La Cour, statuant contradictoirement, par arrêt mis à la disposition des parties au greffe :



Infirme l'ordonnance de référé du conseil de prud'hommes de VERSAILLES en date du 8 janvier 2016, et statuant à nouveau,



Constate l'existence d'un trouble manifestement illicite,



Rejette la demande des trois salariés relatives à la preuve de la destruction de leurs bulletins de paie par les syndicats ;



Condamne la société SKF à payer à Mmes [T] et [I], et M. [M], à chacun la somme provisionnelle de 1000 € à valoir sur leur demande en dommages et intérêts, pour l'atteinte à leur vie privée du fait de la divulgation des données personnelles mentionnées sur leur bulletin de paie ;



Condamne la société SKF à leur payer à chacun la somme de 800 € en application de l'article 700 du code de procédure civile ;



Condamne la société SKF aux dépens de première instance et d'appel.

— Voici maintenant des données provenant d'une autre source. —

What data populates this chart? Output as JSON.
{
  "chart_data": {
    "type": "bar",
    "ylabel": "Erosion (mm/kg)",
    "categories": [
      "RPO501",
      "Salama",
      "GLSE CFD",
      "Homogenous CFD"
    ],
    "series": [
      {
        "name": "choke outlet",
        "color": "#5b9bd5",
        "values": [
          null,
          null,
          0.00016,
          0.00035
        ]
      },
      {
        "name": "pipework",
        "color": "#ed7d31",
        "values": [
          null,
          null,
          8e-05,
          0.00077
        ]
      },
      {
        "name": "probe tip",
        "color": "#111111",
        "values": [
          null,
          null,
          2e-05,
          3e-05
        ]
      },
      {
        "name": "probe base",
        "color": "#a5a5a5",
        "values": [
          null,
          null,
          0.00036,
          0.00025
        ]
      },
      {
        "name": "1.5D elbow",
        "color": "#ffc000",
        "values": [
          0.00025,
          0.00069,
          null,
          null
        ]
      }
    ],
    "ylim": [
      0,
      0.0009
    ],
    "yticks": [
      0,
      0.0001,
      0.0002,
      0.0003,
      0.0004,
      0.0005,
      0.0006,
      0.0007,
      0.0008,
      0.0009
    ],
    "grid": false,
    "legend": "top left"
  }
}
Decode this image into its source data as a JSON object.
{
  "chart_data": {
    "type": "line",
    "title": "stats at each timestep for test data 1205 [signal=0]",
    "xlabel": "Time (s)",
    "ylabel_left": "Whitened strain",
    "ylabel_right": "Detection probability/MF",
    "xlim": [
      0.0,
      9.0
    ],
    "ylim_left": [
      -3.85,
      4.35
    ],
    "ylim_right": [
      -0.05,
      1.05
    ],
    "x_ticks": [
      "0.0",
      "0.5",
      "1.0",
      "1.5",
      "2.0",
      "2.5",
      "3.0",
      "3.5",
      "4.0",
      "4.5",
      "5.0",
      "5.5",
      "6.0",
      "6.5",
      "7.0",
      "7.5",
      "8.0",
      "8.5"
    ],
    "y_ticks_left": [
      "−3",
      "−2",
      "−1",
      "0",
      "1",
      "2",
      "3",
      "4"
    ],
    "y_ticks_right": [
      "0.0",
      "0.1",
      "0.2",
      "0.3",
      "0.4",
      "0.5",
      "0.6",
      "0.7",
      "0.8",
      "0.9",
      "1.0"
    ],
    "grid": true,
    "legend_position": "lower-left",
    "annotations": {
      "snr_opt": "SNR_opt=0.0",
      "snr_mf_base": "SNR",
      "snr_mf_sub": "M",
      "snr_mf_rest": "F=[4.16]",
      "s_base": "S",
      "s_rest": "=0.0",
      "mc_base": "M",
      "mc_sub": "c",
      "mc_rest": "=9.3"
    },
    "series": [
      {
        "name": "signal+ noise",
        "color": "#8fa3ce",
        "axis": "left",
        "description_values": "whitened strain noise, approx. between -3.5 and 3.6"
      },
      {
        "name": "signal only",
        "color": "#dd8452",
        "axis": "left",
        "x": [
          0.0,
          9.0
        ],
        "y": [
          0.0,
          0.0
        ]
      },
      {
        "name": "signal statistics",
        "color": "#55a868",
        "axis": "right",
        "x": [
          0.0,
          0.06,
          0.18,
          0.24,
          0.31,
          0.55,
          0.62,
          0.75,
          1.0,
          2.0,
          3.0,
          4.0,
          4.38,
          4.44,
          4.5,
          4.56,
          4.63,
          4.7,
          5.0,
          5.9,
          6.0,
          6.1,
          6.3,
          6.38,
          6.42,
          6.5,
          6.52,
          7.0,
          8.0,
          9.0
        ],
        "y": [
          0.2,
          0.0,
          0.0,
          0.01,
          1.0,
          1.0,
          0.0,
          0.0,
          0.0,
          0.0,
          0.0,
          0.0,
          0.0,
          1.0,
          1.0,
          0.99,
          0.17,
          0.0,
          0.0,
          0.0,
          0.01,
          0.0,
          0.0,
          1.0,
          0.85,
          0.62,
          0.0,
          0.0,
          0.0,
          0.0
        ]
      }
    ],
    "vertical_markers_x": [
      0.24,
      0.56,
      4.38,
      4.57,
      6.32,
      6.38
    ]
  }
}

- prononcé hors la présence du public par mise à disposition de l'arrêt au greffe de la cour, les parties en ayant été préalablement avisées dans les conditions prévues au deuxième alinéa de l'article 450 du code de procédure civile.



- signé par Monsieur Jean-François DE CHANVILLE, Président et par Madame FABRE, Greffier en pré affectation, auquel la minute de la décision a été remise par le magistrat signataire.